Lots of Ron Paul supporters forgave him his personal prickliness, his lack of charisma, his kooky affect, and even the abhorrent racism that sullied his newsletter business because he proved, through sincere consistency across many years, that he really was different than other politicians; that for all his downsides, he couldn’t be co-opted by the Washington establishment, or the military-industrial complex, or the Israel lobby, or the Wall Street banks and hedge funds.

Rand Paul hasn’t yet proved himself as solid. He hasn’t had the time. His core constituency wasn’t quite sure what compromises he would make to win the White House. And voters who felt heartened by some of his principled stands despite disagreeing with his world view weren’t going to back a man they hardly knew, especially a man who, like Mr. Darcy, seems at first to rub people the wrong way.

To rise rapidly in U.S. politics, one needs the charisma of a JFK or a Ronald Reagan or a Bill Clinton. Pricklier, more awkward sorts, like John McCain and Hillary Clinton, aren’t out of luck. They just need to stick around long enough for Americans to get comfortable with their personalities. (Familiarity is oddly helpful to politicians.
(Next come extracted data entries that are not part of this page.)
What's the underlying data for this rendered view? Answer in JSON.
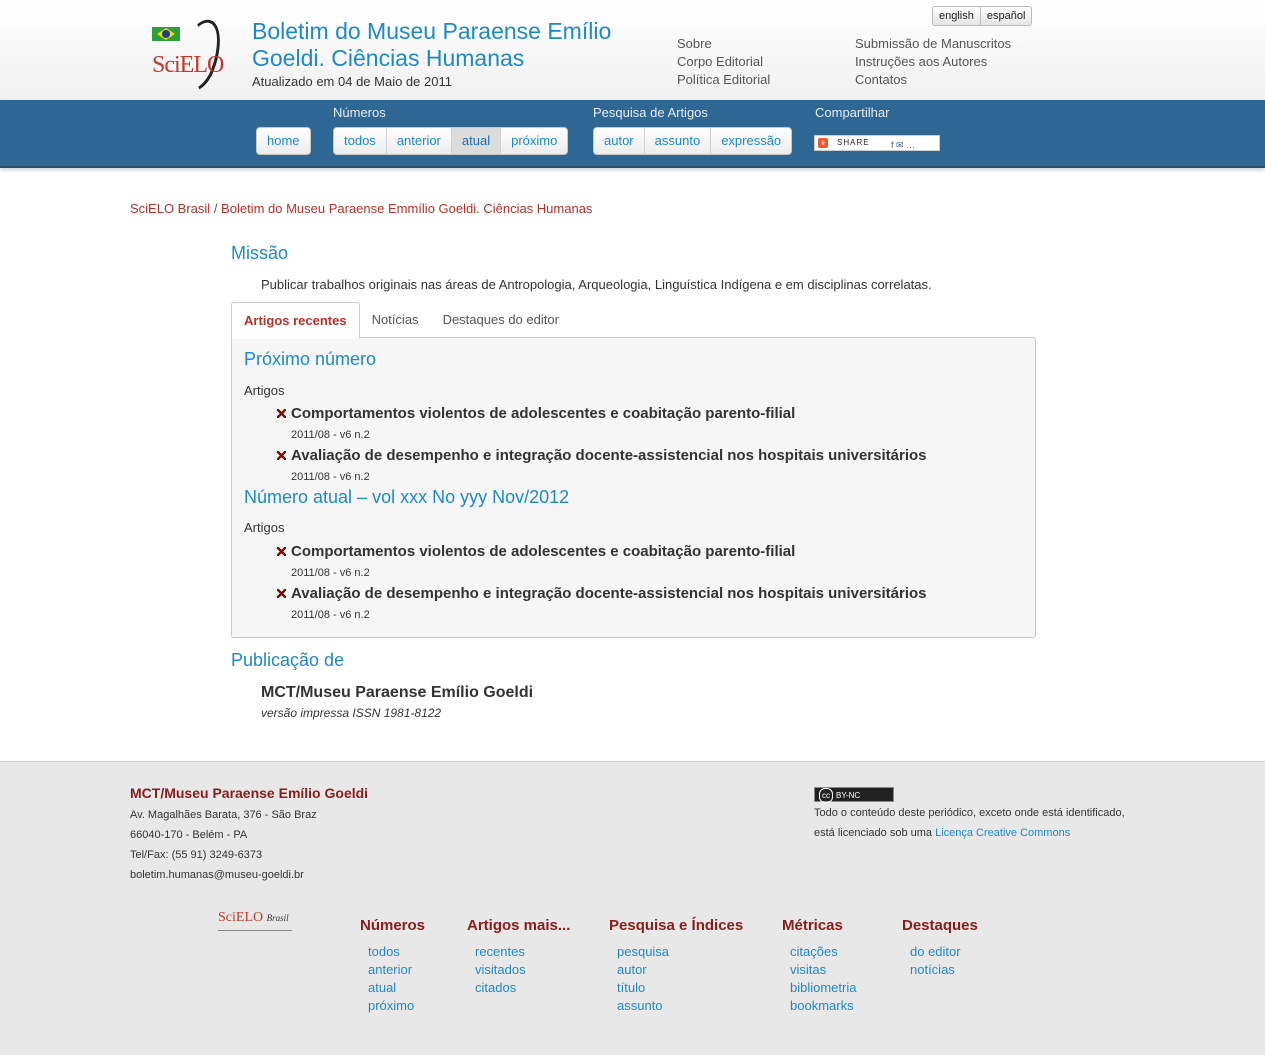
{
  "header": {
    "logo_text": "SciELO",
    "journal_title": "Boletim do Museu Paraense Emílio Goeldi. Ciências Humanas",
    "updated": "Atualizado em 04 de Maio de 2011",
    "languages": [
      "english",
      "español"
    ],
    "links_col1": [
      "Sobre",
      "Corpo Editorial",
      "Política Editorial"
    ],
    "links_col2": [
      "Submissão de Manuscritos",
      "Instruções aos Autores",
      "Contatos"
    ]
  },
  "nav": {
    "home": "home",
    "numeros_label": "Números",
    "numeros": [
      "todos",
      "anterior",
      "atual",
      "próximo"
    ],
    "pesquisa_label": "Pesquisa de Artigos",
    "pesquisa": [
      "autor",
      "assunto",
      "expressão"
    ],
    "compartilhar_label": "Compartilhar",
    "share_text": "SHARE"
  },
  "breadcrumb": {
    "root": "SciELO Brasil",
    "sep": " / ",
    "current": "Boletim do Museu Paraense Emmílio Goeldi. Ciências Humanas"
  },
  "mission": {
    "title": "Missão",
    "text": "Publicar trabalhos originais nas áreas de Antropologia, Arqueologia, Linguística Indígena e em disciplinas correlatas."
  },
  "tabs": [
    "Artigos recentes",
    "Notícias",
    "Destaques do editor"
  ],
  "recent": {
    "next_title": "Próximo número",
    "current_title": "Número atual – vol xxx No yyy Nov/2012",
    "artigos_label": "Artigos",
    "next_articles": [
      {
        "title": "Comportamentos violentos de adolescentes e coabitação parento-filial",
        "meta": "2011/08 - v6 n.2"
      },
      {
        "title": "Avaliação de desempenho e integração docente-assistencial nos hospitais universitários",
        "meta": "2011/08 - v6 n.2"
      }
    ],
    "current_articles": [
      {
        "title": "Comportamentos violentos de adolescentes e coabitação parento-filial",
        "meta": "2011/08 - v6 n.2"
      },
      {
        "title": "Avaliação de desempenho e integração docente-assistencial nos hospitais universitários",
        "meta": "2011/08 - v6 n.2"
      }
    ]
  },
  "publication": {
    "title": "Publicação de",
    "name": "MCT/Museu Paraense Emílio Goeldi",
    "issn": "versão impressa ISSN 1981-8122"
  },
  "footer": {
    "org": "MCT/Museu Paraense Emílio Goeldi",
    "address": "Av. Magalhães Barata, 376 - São Braz",
    "cep": "66040-170 - Belém - PA",
    "phone": "Tel/Fax: (55 91) 3249-6373",
    "email": "boletim.humanas@museu-goeldi.br",
    "cc_badge": "BY-NC",
    "license_line1": "Todo o conteúdo deste periódico, exceto onde está identificado,",
    "license_line2_prefix": "está licenciado sob uma ",
    "license_link": "Licença Creative Commons",
    "logo_text": "SciELO",
    "logo_sub": "Brasil",
    "columns": [
      {
        "title": "Números",
        "links": [
          "todos",
          "anterior",
          "atual",
          "próximo"
        ]
      },
      {
        "title": "Artigos mais...",
        "links": [
          "recentes",
          "visitados",
          "citados"
        ]
      },
      {
        "title": "Pesquisa e Índices",
        "links": [
          "pesquisa",
          "autor",
          "título",
          "assunto"
        ]
      },
      {
        "title": "Métricas",
        "links": [
          "citações",
          "visitas",
          "bibliometria",
          "bookmarks"
        ]
      },
      {
        "title": "Destaques",
        "links": [
          "do editor",
          "notícias"
        ]
      }
    ]
  }
}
Look at Trump. Millions forgive him behavior that would sink anyone else. “Oh, that’s just The Donald,” they say, “being himself.”)

As a civil libertarian who values Paul’s stands on drones, NSA surveillance, policing, and other issues besides, my biggest fear is that his quashed presidential aspirations will sour him on politics, that he’ll return to ophthalmology, and that Kentucky voters will replace him with another Mitch McConnell.

Doesn’t he seem like he would tire of flying to Washington, D.C.?

But if he sticks it out, is deft in marrying principle and pragmatism, gradually improves his political team, and works to advance his agenda without taking shortcuts, I can imagine this scenario: he retires as a historically consequential senator who fought a succession of executive-power-hungry presidents, helped to constrain U.S. foreign policy, limited the government’s ability to surveil its citizens, and helped transform its scandalous approach to criminal justice and mass incarceration.

Plenty of presidents are remembered less fondly.

Perhaps he could even become sufficiently well-known to wage a successful presidential bid. But the odds against anyone doing that are long. And is it clear that senators with a clear ideological vision to advance, like Ted Kennedy of Massachusetts, would’ve been more influential if, like Barack Obama, they’d left the Senate after a few years and spent a term or two as president?

In the co-equal branch where he already serves, Paul is positioned to have a career of great consequence. Civil libertarians should hope that he lives up to his potential. A single-minded focus on realizing it as a legislator may make all the difference.